The uncertainty increased public demand for a full scientific examination, and in 1935, Canon Horace Wilkinson, son and heir of Josiah, allowed the head to be taken for examination by the eugenicist Karl Pearson and the anthropologist Geoffrey Morant. Pearson and Morant examined the head for their book, The Portraiture of Oliver Cromwell With Special Reference to the Wilkinson Head.
They described the head as embalmed, very shriveled but still showing a depression on the site of the famous wart that Cromwell had always insisted his portrait painters depict faithfully. You can see the wart in Cooper’s portrait above. The marks of the ax used to sever the head from the body were also apparent.

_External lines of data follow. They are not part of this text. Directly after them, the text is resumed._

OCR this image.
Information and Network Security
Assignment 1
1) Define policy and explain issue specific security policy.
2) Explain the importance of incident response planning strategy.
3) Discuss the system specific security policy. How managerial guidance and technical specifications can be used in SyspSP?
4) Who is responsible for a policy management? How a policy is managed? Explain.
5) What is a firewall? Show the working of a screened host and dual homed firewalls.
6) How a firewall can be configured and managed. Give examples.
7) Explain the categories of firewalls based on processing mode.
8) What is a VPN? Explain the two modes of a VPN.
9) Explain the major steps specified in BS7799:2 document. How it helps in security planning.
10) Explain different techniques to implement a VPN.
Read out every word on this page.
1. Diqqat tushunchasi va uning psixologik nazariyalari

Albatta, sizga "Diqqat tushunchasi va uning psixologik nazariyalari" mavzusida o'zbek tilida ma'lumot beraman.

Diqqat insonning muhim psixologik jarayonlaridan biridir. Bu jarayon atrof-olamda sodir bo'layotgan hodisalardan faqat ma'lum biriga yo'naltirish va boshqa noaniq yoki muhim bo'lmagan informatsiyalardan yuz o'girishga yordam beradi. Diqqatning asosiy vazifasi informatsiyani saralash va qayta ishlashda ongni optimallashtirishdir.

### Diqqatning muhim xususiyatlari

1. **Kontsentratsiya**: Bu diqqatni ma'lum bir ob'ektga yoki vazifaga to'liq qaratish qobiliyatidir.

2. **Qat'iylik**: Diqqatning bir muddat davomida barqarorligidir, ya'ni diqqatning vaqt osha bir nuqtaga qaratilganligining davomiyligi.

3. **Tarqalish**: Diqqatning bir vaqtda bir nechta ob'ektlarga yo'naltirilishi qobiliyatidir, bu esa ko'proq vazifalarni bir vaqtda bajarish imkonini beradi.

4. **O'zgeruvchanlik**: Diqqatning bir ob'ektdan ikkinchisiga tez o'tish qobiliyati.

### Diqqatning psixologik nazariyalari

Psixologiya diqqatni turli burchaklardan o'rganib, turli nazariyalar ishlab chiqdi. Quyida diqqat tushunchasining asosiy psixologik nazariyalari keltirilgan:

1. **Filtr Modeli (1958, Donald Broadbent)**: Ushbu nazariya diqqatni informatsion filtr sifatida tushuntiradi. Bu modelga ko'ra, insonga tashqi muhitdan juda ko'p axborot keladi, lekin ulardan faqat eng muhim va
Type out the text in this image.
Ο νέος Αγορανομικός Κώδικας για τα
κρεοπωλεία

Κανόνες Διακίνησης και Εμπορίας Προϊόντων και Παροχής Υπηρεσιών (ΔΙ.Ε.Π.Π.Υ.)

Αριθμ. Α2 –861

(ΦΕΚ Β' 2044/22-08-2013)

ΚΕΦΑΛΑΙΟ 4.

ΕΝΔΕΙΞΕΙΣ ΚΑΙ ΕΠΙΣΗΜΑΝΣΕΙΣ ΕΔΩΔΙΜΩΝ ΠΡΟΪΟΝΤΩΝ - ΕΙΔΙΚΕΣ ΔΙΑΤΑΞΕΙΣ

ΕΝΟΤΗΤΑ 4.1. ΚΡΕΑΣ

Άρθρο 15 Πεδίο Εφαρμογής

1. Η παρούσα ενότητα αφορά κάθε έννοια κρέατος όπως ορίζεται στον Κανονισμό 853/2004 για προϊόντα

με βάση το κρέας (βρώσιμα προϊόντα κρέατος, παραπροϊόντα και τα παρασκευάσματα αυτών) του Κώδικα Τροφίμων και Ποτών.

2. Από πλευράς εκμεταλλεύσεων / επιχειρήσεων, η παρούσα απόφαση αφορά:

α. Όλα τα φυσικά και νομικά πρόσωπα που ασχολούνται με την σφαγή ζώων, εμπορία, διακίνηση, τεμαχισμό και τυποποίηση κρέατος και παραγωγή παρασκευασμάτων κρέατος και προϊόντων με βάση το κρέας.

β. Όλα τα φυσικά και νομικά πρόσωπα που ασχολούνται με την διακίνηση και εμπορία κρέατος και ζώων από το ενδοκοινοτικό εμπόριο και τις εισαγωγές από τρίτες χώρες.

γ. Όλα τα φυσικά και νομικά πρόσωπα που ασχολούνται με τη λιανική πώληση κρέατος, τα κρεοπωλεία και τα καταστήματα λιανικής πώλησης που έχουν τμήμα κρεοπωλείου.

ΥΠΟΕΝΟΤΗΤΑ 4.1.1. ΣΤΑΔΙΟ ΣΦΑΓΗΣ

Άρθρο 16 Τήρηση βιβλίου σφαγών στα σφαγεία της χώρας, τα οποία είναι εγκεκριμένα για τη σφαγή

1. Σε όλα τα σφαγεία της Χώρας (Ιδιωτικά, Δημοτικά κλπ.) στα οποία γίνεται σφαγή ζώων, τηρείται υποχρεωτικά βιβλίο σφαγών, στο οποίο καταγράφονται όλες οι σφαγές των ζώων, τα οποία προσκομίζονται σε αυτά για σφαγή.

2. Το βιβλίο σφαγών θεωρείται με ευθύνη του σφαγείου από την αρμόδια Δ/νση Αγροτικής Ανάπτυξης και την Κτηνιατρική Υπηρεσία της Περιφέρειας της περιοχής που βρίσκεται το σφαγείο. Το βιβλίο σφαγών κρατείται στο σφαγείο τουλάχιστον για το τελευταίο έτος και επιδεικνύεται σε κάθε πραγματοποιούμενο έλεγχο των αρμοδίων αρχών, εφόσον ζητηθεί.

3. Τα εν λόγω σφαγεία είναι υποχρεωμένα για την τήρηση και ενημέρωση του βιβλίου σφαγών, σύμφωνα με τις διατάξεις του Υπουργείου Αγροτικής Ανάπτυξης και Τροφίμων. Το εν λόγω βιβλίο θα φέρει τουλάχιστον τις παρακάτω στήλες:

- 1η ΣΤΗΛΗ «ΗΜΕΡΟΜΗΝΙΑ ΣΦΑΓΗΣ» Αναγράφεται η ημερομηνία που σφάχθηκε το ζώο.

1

X-rays confirmed that it was the skull of a man of about 60, Cromwell’s age at death. the cranial measurements also corresponded to portraits of Cromwell. The skullcap showed evidence of having been removed and then reattached with embalmed skin, which corresponded to historical reports. As Cromwell’s biographer, Lady Antonia Fraser, observed, it is scarcely necessary “to stress how rare a decapitation after death must have been, let alone the combination.” Pearson and Morant concluded that this was likely the mummified head of Oliver Cromwell. Their 109-page report concluded that “it is a moral certainty drawn from circumstantial evidence that the Wilkinson head is the genuine head of Oliver Cromwell, Protector of the Commonwealth.”
This news caused Canon Wilkinson some ethical concern: what on earth to do with the head of a former head of state? He was apparently reluctant to give it to a museum on the grounds that it constituted “Christian remains” and descendants of Cromwell were still living. Uncertain exactly what to do, the canon is said to have simply “popped” it on his mantelpiece while waiting divine inspiration one assumes.
In 1960, following Canon Wilkinson’s death, his son, also called Horace, wished to arrange a proper burial so he contacted Sidney Sussex College, Cambridge, where Cromwell had once briefly studied. Remember? April 23, 1616 to sometime in 1617. Yes, we are almost home again.

The College, which had turned down Samuel Russel’s offer to sell the head to the college at the end of the 18th century, now welcomed home this “Son of Sussex.” In order to avoid the attentions of future head-hunters, the Master and Fellows determined to bury Cromwell’s head in a secret location, recording the event only with an oval plaque to the left of the entrance into the chapel. There, somewhere in the antechapel, it was interred on 25 March 1960, preserved in the oak box in which the Wilkinson family had kept the head since 1815. The box was placed into an airtight container and buried with only a few witnesses, including family and representatives of the college. The secret burial was not announced until October 1962.
And so, after a journey of 343 years, Cromwell’s head came home to rest. There and back again.